Kissing Heaven’s Door: the Medieval Legend of Judas Iscariot
By J.S. Mackley
Paper given at the York Medieval Religion Research Group Meeting, University of York (2007)
Introduction: When I was working on my thesis on The Voyage of St Brendan, one of the most interesting parts (to me, at least) was Brendan’s encounter with Judas Iscariot in which Judas is apparently offered a day of respite from hell once a week for the good deeds he performed in his life, and Brendan intercedes on his behalf to secure a further day of release from torture. The opening of this section of the thesis was horrendously laden with irrelevant details and philosophical debates concerning the problems of demonising Judas. Furthermore, it was close to turning into the thesis into a project about Judas alone. My supervisor politely told me that the material relating to Judas ‘is well known and need not be addressed here’. The problem was that even looking through the Gospels, there were horrendous discrepancies. But almost all of the material that I used for the upgrade was excised, and the project was whittled down to addressing issues relevant to my texts, rather than meandering off on what I refer to as ‘the scenic route’.
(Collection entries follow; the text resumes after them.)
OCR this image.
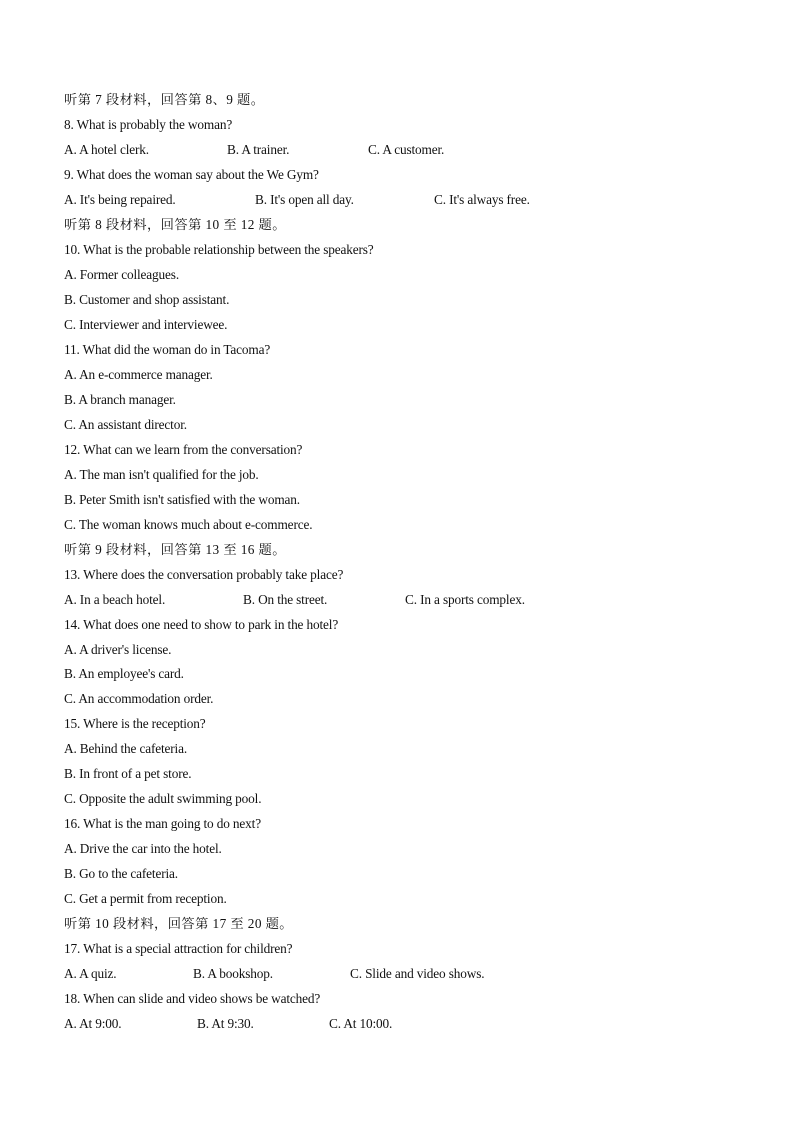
听第 7 段材料，回答第 8、9 题。
8. What is probably the woman?

A. A hotel clerk.

	B. A trainer.

	C. A customer.

9. What does the woman say about the We Gym?

A. It's being repaired.

	B. It's open all day.

	C. It's always free.

听第 8 段材料，回答第 10 至 12 题。
10. What is the probable relationship between the speakers?
A. Former colleagues.
B. Customer and shop assistant.
C. Interviewer and interviewee.
11. What did the woman do in Tacoma?
A. An e-commerce manager.
B. A branch manager.
C. An assistant director.
12. What can we learn from the conversation?
A. The man isn't qualified for the job.
B. Peter Smith isn't satisfied with the woman.
C. The woman knows much about e-commerce.
听第 9 段材料，回答第 13 至 16 题。
13. Where does the conversation probably take place?

A. In a beach hotel.

	B. On the street.

	C. In a sports complex.

14. What does one need to show to park in the hotel?
A. A driver's license.
B. An employee's card.
C. An accommodation order.
15. Where is the reception?
A. Behind the cafeteria.
B. In front of a pet store.
C. Opposite the adult swimming pool.
16. What is the man going to do next?
A. Drive the car into the hotel.
B. Go to the cafeteria.
C. Get a permit from reception.
听第 10 段材料，回答第 17 至 20 题。
17. What is a special attraction for children?

A. A quiz.

	B. A bookshop.

	C. Slide and video shows.

18. When can slide and video shows be watched?

A. At 9:00.

	B. At 9:30.

	C. At 10:00.
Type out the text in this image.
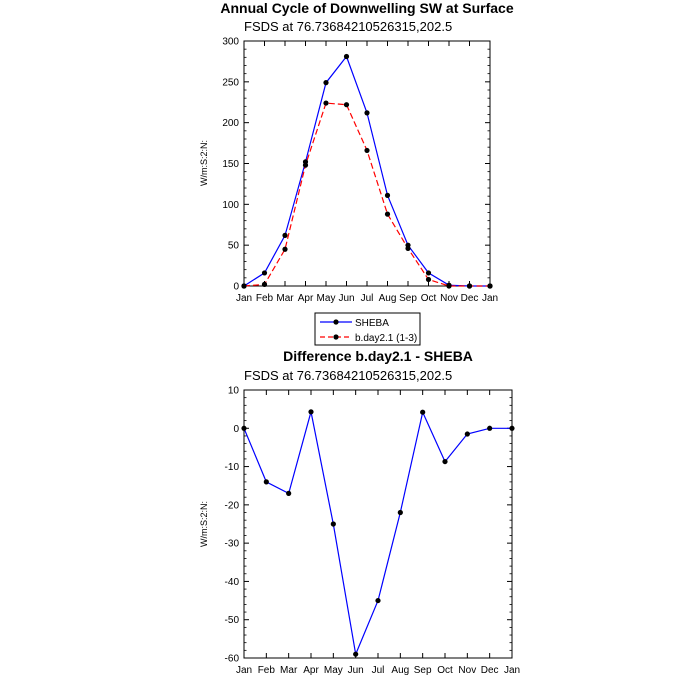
Annual Cycle of Downwelling SW at Surface
FSDS at 76.73684210526315,202.5
W/m:S:2:N:
0
50
100
150
200
250
300
Jan Feb Mar Apr May Jun Jul Aug Sep Oct Nov Dec Jan
SHEBA
b.day2.1 (1-3)
Difference b.day2.1 - SHEBA
FSDS at 76.73684210526315,202.5
W/m:S:2:N:
10
0
-10
-20
-30
-40
-50
-60
Jan Feb Mar Apr May Jun Jul Aug Sep Oct Nov Dec Jan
This paper is in three sections: the first is to briefly summarise my research on the presentation of Judas in the gospels, in historical documents and in material that was being circulated as the early Church was being developed; in effect it’s to show how the legend of Judas was developing. The second section is to analyse the development of the Judas Legend in the Vita of Judas; and finally, I shall look at the presentation of Judas in the Medieval Gospel of Barnabas. Obviously, I’ll only be looking at Judas in these documents, and this paper will serve only as an introduction to them. Close reading, as I’m finding, is much more of a book-length project, rather than something I can cover in an evening.
When we consider Judas Iscariot as he appears in the Bible in modern terms, we might think along the lines of a pantomime villain. He name is intertwined with the betrayal that it’s almost tempting to ‘boo’ him as he is introduced in the gospels. He’s always introduced last in the list of disciples and his betrayal of Jesus is underscored to the point of overkill right from the beginning: ‘Judas Iscariot: who betrayed him’.